Essa construção visual reforça o subtexto psicológico. Ambientes que desmoronam, corredores que se alongam demais, objetos cotidianos que ganham proporções ameaçadoras — tudo comunica como Stevie e Elliot percebem o mundo adulto ao redor. A montagem alterna bem entre esses espaços e cenas rápidas no “mundo real”, lembrando o público o que está em jogo sem precisar martelar a mensagem.
Limites da fórmula e onde o filme joga seguro demais
Do ponto de vista narrativo, Nos Seus Sonhos não esconde as costuras. Quem já viu boa parte das grandes animações dos últimos anos provavelmente vai reconhecer a estrutura: introdução doméstica, portal para um outro mundo, aliados excêntricos, vilões que refletem medos internos e uma reta final que passa por um grande confronto e uma lição de aceitação.
Isso não significa que o filme seja menos eficaz, mas reforça a sensação de segurança criativa. Em alguns trechos, dá vontade de ver a história se arriscar mais, seja abraçando de vez o nonsense dos sonhos, seja mergulhando um pouco mais fundo no desconforto das situações familiares. O longa prefere suavizar as bordas e manter tudo em um registro adequado para crianças pequenas — o que é compreensível, mas limita o impacto emocional para adultos que esperam algo na linha de um Divertida Mente ou Viva – A Vida é uma Festa.
Camadas emocionais que conversam com adultos e crianças
Ainda assim, há momentos em que Nos Seus Sonhos acerta em cheio, especialmente quando abandona a necessidade de ser “engraçadinho” e deixa a vulnerabilidade dos personagens aparecer. A culpa que as crianças carregam pelo estado da família, a dificuldade dos pais em explicar o que está acontecendo, a frustração de perceber que nem todo desejo pode ser atendido — tudo isso está ali, mesmo filtrado por uma linguagem leve.
Para os pequenos, o filme funciona como uma aventura sobre coragem, imaginação e companheirismo entre irmãos. Para os adultos, há um lembrete incômodo (e bonito) de que tentar proteger os filhos de qualquer dor talvez não seja possível — e que parte do crescimento está em aprender a caminhar com esses medos, não em apagá-los.
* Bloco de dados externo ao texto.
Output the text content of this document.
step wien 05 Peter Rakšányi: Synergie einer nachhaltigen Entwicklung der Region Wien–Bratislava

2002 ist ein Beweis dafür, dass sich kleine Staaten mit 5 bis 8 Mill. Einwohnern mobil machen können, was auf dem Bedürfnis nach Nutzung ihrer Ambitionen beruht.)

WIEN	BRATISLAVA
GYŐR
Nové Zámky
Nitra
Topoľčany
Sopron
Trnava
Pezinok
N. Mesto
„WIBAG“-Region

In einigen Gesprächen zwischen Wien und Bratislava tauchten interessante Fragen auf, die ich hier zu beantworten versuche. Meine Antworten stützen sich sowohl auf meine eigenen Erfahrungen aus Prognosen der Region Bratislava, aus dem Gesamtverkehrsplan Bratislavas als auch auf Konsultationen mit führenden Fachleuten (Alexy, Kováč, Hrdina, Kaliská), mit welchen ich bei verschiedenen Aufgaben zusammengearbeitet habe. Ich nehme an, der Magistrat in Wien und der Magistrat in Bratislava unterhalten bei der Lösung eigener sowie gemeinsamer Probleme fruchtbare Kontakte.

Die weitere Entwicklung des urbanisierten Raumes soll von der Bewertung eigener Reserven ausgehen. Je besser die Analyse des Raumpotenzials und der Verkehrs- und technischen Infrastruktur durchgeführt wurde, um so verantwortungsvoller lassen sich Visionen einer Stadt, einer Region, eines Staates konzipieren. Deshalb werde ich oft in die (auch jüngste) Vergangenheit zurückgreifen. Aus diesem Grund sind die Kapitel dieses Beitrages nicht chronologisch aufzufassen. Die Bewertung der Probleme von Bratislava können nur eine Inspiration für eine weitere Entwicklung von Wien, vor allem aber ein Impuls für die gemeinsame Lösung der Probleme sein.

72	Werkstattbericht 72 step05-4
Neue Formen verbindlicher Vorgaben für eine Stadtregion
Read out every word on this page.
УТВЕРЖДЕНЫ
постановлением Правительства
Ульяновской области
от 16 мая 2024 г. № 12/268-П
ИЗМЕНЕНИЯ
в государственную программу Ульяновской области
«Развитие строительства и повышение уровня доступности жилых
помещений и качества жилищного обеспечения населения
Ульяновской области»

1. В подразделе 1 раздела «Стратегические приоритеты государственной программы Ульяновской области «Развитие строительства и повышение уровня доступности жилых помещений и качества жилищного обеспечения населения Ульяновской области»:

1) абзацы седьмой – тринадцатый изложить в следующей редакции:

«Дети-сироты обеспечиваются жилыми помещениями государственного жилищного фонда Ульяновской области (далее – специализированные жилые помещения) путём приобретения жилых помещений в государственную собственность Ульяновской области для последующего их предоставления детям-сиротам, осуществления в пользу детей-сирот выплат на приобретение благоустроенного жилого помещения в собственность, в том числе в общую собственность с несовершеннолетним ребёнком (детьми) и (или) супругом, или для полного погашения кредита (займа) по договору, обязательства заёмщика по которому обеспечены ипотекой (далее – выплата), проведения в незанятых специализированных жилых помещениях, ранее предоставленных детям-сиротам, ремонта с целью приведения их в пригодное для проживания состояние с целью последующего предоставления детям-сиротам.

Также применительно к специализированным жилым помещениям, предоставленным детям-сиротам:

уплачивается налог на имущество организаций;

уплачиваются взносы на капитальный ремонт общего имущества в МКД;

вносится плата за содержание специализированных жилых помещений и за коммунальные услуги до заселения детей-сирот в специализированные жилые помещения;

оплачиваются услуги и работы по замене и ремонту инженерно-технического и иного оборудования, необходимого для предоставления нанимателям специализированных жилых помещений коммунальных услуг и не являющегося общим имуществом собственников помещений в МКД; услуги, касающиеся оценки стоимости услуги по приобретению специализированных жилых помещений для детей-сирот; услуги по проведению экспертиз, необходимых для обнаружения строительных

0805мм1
Nos Seus Sonhos é uma boa pedida para quem procura uma animação de fim de semana com cara de grande produção, mas com frescor suficiente para não parecer apenas mais uma cópia de sucessos antigos. A fantasia é inventiva, o humor funciona, os personagens têm carisma e o filme traz uma mensagem sincera sobre aceitar que a vida — e as famílias — são inevitavelmente imperfeitas. Pode não ser a nova revolução da animação, mas entrega exatamente aquilo que promete: uma viagem divertida e emotiva pelo mundo dos sonhos que rende ótimas conversas depois dos créditos.